Давид Захарович говорил то же, что и посол Уманский. И они были правы. Лекторский профессионализм необычайно нужен был в их деле. А Яхонтов был профессионалом высокого класса. В самые тяжелые дни он выходил на авансцену — элегантно одетый, излучающий оптимизм, уверенность, силу. Как всегда, он говорил без микрофона — и в шестьдесят лет у него был сильный красивый голос, очень четкая дикция.

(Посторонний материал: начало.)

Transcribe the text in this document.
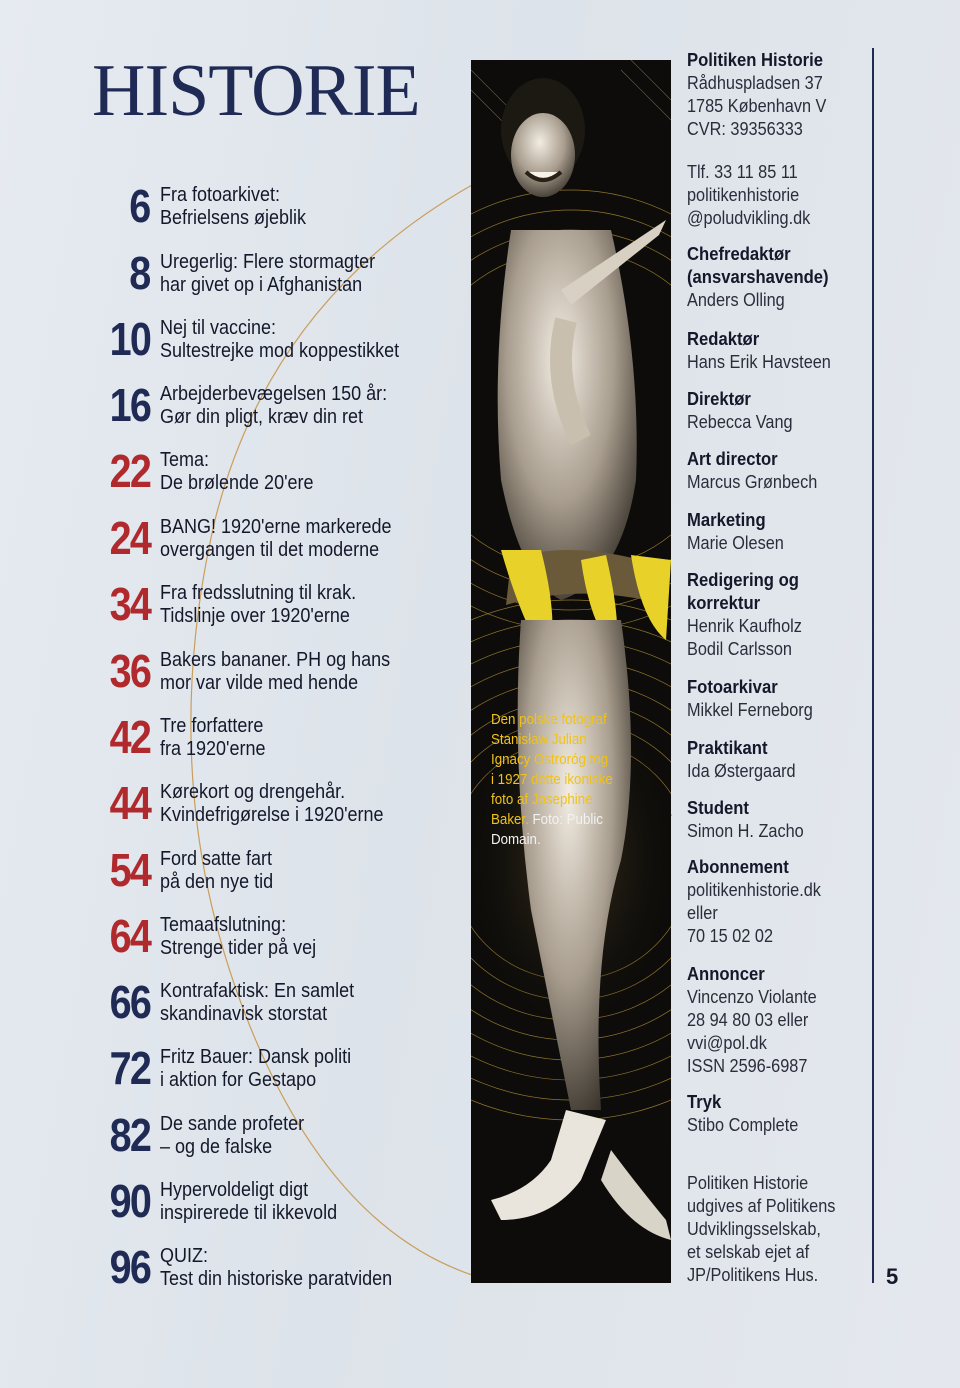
HISTORIE
6 Fra fotoarkivet:
Befrielsens øjeblik
8 Uregerlig: Flere stormagter
har givet op i Afghanistan
10 Nej til vaccine:
Sultestrejke mod koppestikket
16 Arbejderbevægelsen 150 år:
Gør din pligt, kræv din ret
22 Tema:
De brølende 20'ere
24 BANG! 1920'erne markerede
overgangen til det moderne
34 Fra fredsslutning til krak.
Tidslinje over 1920'erne
36 Bakers bananer. PH og hans
mor var vilde med hende
42 Tre forfattere
fra 1920'erne
44 Kørekort og drengehår.
Kvindefrigørelse i 1920'erne
54 Ford satte fart
på den nye tid
64 Temaafslutning:
Strenge tider på vej
66 Kontrafaktisk: En samlet
skandinavisk storstat
72 Fritz Bauer: Dansk politi
i aktion for Gestapo
82 De sande profeter
– og de falske
90 Hypervoldeligt digt
inspirerede til ikkevold
96 QUIZ:
Test din historiske paratviden
Den polske fotograf
Stanisław Julian
Ignacy Ostroróg tog
i 1927 dette ikoniske
foto af Josephine
Baker. Foto: Public
Domain.
Politiken Historie
Rådhuspladsen 37
1785 København V
CVR: 39356333
Tlf. 33 11 85 11
politikenhistorie
@poludvikling.dk
Chefredaktør
(ansvarshavende)
Anders Olling
Redaktør
Hans Erik Havsteen
Direktør
Rebecca Vang
Art director
Marcus Grønbech
Marketing
Marie Olesen
Redigering og
korrektur
Henrik Kaufholz
Bodil Carlsson
Fotoarkivar
Mikkel Ferneborg
Praktikant
Ida Østergaard
Student
Simon H. Zacho
Abonnement
politikenhistorie.dk
eller
70 15 02 02
Annoncer
Vincenzo Violante
28 94 80 03 eller
vvi@pol.dk
ISSN 2596-6987
Tryk
Stibo Complete
Politiken Historie
udgives af Politikens
Udviklingsselskab,
et selskab ejet af
JP/Politikens Hus.	5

— Вчера в Филадельфии, — начинал он будто бы вовсе и не о германо-советском фронте, — вчера в Филадельфии «черная молния» Джо Луис проигрывал противнику двенадцать раундов. В тринадцатом он его нокаутировал. Так вот победит и Красная Армия, как бы ей ни было сейчас тяжело.
Американцы хорошо схватывали спортивные аналогии, говорить им о сожженных деревнях тогда, в сорок первом, было бесполезно. Они просто не понимали, о чем идет речь.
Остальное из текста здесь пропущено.